2. US Median Income Hit Record Level In 2019, Census Data Shows
US median household income hit a record high in 2019, and the poverty rate fell, according to a government survey released on September 15 that offered a snapshot of the economy before millions of American jobs were destroyed by the Coronavirus pandemic. Census officials cautioned, however, that the Coronavirus pandemic impacted their data collection, which was conducted after lockdowns this year, and may have skewed the results. “Given data-collection challenges during the pandemic, we are concerned about bias in the 2019 estimate,” the census agency officials wrote in a blog post, explaining that lower-income and minority household response to the survey dropped.

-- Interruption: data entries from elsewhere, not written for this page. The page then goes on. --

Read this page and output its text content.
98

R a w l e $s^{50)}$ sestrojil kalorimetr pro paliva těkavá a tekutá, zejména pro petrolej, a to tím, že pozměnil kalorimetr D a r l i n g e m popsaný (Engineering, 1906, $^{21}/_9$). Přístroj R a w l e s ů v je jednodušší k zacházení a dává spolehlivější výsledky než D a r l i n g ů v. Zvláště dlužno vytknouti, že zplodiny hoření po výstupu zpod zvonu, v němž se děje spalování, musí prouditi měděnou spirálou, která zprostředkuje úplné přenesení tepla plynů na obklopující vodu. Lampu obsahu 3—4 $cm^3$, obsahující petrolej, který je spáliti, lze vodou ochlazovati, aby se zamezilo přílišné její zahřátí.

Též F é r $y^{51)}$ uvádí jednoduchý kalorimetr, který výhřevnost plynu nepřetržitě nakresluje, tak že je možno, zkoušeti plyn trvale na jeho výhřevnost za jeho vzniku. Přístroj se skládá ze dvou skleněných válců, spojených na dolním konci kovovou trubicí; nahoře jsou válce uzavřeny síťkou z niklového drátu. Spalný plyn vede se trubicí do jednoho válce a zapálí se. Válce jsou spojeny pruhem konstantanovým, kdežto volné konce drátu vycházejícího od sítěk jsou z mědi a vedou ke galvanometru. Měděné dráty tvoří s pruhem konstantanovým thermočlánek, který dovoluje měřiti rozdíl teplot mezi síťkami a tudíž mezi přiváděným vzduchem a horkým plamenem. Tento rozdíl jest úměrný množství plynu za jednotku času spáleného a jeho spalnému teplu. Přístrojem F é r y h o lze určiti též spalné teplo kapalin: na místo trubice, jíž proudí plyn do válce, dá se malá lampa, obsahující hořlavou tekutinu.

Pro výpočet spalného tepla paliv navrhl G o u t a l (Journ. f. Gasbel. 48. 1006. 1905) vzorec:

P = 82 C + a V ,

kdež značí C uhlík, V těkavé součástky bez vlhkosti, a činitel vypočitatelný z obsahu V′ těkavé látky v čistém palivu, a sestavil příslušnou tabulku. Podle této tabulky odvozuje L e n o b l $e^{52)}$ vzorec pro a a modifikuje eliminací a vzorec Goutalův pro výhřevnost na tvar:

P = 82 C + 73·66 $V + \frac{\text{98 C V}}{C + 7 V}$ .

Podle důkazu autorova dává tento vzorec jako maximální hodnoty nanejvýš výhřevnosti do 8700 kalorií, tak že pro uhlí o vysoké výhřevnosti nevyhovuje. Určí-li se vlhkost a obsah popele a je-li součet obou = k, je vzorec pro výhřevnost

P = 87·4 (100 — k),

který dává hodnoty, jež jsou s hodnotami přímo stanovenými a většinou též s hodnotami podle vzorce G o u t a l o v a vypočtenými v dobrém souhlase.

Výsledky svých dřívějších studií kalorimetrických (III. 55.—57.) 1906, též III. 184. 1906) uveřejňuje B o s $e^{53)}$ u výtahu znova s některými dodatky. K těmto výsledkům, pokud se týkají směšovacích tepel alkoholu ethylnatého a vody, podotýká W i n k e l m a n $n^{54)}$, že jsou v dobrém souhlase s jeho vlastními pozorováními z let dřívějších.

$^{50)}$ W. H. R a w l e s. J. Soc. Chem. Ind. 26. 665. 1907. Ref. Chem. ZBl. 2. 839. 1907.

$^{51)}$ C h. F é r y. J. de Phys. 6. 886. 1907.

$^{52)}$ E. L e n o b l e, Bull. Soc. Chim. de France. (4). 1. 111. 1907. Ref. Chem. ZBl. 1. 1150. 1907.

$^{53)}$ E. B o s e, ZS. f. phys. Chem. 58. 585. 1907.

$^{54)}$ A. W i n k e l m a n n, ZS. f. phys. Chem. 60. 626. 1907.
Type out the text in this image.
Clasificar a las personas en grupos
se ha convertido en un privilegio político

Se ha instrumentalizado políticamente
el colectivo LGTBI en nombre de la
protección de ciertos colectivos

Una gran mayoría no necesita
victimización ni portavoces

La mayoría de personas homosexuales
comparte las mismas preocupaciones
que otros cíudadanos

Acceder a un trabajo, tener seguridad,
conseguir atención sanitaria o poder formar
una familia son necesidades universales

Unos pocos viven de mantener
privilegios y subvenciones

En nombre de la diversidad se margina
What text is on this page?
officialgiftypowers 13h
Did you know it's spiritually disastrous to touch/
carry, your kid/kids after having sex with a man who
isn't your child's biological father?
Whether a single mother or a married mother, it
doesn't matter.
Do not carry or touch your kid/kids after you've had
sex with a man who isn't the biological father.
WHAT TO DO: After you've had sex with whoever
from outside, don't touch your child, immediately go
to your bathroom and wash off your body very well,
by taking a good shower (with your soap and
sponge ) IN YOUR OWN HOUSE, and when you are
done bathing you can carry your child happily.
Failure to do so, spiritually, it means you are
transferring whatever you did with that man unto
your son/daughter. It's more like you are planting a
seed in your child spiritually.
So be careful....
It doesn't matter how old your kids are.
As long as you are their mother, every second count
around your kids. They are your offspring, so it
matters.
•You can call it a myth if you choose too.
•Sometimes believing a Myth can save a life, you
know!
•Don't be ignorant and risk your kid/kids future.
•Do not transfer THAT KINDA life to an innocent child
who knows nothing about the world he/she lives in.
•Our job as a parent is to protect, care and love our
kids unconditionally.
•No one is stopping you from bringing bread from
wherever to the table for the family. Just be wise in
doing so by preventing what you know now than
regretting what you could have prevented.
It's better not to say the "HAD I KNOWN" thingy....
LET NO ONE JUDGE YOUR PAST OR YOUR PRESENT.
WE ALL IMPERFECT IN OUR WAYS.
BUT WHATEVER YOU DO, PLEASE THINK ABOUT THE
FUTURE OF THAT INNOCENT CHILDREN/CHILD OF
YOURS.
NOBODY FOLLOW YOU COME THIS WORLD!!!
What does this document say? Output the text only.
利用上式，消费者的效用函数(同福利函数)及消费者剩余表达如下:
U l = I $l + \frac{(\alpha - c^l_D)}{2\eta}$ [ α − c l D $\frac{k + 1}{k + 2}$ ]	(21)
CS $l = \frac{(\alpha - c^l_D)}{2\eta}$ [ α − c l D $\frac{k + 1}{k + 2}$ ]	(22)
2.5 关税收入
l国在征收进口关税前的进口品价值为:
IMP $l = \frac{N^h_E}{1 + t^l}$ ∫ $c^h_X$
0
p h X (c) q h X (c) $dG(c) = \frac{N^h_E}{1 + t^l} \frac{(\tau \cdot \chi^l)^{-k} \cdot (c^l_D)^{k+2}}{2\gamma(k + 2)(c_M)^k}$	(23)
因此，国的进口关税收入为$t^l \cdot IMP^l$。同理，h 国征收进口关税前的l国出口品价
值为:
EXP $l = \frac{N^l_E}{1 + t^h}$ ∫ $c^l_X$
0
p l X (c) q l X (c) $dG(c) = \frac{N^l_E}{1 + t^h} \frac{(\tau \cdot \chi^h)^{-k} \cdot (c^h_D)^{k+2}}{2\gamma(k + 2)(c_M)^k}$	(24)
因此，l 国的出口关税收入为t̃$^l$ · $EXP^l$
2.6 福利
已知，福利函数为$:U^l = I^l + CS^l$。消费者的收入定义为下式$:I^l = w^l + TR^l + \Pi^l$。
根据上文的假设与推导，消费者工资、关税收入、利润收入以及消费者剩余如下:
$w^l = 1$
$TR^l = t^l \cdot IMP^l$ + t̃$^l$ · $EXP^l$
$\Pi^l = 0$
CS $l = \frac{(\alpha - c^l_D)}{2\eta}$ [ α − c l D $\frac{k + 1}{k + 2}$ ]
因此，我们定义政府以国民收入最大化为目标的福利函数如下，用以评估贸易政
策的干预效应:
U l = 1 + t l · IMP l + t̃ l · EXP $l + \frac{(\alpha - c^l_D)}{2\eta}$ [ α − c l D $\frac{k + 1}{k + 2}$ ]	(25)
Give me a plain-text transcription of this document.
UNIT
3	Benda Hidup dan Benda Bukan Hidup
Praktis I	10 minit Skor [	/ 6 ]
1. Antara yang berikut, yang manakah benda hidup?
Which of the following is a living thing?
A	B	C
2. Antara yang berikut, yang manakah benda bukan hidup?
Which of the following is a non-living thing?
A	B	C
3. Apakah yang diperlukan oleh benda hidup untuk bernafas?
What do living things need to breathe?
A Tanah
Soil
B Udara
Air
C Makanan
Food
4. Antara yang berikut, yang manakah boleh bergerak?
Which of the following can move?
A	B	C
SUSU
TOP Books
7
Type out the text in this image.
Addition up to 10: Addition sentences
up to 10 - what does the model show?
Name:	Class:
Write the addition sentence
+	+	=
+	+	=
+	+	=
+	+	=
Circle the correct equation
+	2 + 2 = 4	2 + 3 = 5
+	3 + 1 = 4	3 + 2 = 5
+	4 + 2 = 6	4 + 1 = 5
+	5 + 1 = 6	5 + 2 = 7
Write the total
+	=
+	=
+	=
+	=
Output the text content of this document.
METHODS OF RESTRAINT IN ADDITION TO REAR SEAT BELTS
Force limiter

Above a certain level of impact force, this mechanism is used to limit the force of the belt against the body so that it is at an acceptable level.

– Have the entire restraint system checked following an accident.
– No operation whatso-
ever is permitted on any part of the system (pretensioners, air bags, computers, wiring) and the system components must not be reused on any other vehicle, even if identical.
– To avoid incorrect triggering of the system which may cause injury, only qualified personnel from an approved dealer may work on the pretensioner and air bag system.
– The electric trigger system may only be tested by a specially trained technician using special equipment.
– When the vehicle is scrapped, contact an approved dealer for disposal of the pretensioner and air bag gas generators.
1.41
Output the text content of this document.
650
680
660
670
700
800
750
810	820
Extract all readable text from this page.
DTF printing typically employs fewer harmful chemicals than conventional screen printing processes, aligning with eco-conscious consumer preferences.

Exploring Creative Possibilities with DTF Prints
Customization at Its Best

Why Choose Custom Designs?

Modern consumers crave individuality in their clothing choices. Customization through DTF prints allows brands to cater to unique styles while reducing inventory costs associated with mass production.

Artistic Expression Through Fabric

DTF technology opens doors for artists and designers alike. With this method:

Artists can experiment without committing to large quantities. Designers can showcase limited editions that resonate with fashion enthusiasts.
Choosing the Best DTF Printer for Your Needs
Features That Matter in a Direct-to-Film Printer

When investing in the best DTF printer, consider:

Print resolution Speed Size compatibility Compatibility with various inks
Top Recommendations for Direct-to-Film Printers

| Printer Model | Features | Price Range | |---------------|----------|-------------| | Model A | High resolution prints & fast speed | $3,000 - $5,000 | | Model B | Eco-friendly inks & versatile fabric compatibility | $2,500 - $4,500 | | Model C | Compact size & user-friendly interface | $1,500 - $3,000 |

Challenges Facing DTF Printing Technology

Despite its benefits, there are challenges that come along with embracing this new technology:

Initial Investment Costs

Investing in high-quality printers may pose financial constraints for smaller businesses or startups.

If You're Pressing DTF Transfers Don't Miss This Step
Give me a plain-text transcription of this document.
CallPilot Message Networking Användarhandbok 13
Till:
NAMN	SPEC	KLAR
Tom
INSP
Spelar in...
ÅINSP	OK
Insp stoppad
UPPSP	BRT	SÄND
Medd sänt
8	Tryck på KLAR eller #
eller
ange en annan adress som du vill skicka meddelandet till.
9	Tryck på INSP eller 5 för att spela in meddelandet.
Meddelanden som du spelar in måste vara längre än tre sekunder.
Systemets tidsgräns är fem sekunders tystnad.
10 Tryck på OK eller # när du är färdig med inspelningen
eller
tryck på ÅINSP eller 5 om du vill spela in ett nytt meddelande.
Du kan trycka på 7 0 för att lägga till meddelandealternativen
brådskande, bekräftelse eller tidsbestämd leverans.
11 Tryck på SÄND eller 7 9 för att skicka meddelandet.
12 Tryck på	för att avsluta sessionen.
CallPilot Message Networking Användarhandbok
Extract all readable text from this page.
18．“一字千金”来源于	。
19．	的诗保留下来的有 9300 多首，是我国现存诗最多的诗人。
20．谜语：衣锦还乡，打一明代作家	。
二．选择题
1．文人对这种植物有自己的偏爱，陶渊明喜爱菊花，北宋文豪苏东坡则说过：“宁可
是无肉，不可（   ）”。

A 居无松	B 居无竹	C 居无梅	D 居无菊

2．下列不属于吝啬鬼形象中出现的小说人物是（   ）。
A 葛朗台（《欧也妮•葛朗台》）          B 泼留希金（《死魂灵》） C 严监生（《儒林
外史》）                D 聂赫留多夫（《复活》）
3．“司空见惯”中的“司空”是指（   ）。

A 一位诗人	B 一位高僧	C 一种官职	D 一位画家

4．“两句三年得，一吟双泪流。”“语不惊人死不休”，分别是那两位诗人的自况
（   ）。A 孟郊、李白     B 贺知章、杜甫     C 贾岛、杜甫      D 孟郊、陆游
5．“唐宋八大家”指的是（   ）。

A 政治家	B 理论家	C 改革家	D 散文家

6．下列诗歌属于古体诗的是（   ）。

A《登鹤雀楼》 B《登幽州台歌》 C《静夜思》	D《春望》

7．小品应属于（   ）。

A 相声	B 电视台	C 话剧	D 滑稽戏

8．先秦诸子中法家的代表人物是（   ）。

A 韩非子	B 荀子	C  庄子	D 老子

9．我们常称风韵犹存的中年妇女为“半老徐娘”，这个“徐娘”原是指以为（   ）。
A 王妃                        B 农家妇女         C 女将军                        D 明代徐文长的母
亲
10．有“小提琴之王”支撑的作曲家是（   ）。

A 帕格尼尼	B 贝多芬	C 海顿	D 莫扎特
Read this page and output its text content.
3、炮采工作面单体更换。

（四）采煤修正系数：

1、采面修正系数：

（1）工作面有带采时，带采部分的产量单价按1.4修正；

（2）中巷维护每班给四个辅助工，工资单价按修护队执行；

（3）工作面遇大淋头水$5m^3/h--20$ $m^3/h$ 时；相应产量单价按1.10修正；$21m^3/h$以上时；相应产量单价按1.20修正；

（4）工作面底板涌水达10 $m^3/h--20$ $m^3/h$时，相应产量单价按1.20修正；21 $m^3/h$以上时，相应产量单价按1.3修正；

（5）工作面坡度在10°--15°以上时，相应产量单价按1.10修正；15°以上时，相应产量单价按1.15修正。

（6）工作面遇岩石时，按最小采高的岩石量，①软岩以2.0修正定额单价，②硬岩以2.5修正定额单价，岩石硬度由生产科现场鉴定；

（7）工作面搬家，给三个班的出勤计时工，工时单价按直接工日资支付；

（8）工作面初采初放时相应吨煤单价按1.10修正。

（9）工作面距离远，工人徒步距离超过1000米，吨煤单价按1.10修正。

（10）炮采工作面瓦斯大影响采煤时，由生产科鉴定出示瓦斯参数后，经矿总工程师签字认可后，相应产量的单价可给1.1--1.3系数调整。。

3. US Appeals Court Rules In Favor Of President Trump’s Plan To Phase Out Immigrant Humanitarian Protections
A US appeals court on September 14 sided with President Donald Trump over his administration’s decision to end humanitarian protections for hundreds of thousands of immigrants, many of whom have lived in the US for decades. In a 2-1 ruling, a panel of three judges in the California-based 9thCircuit Court of Appeals reversed a lower court decision that had blocked President Trump’s move to phase out so-called Temporary Protected Status (TPS) for people from El Salvador, Haiti, Nicaragua, and Sudan. The ruling is expected to affect the status of people from Honduras and Nepal, who filed a separate lawsuit that was suspended last year pending the outcome of the broader case. The appeals court ruling means that those immigrants will be required to find another way to remain in the US legally or depart after a wind-down period at least until early 2021. Judge Consuelo Callahan, an appointee of former President George W. Bush, wrote in a 54-page opinion that the Trump administration decisions to phase out the protections were not reviewable and, therefore, should not have been blocked. Judge Callahan also rejected a claim by plaintiffs that President Trump’s past criticism of non-white, non-European immigrants influenced the TPS decisions. “While we do not condone the offensive and disparaging nature of the president’s remarks, we find it instructive that these statements occurred primarily in contexts removed from and unrelated to TPS policy or decisions,” she wrote.
4. In Major Victory For Coronavirus Lockdown Opponents, Federal Judge Rules Unconstitutional Lockdown Measures Put In Place In Pennsylvania
On September 14, a federal judge ruled as unconstitutional some of Pennsylvania Governor Tom Wolf’s orders to control the Coronavirus outbreak, including limits on crowd sizes, requirements that people stay home, and non-essential businesses close down. Ruling on a lawsuit brought by business owners and Republican politicians, District Judge William Stickman IV, a Trump appointee, said the restrictions were executed with good intentions but were arbitrary and violated individual rights. While some of the limits have been lifted since the lawsuit was filed in May, the Democratic governor has maintained some restrictions on gatherings and on bars and restaurants. Previous legal challenges to some of the governor’s pandemic-related restrictions had been unsuccessful.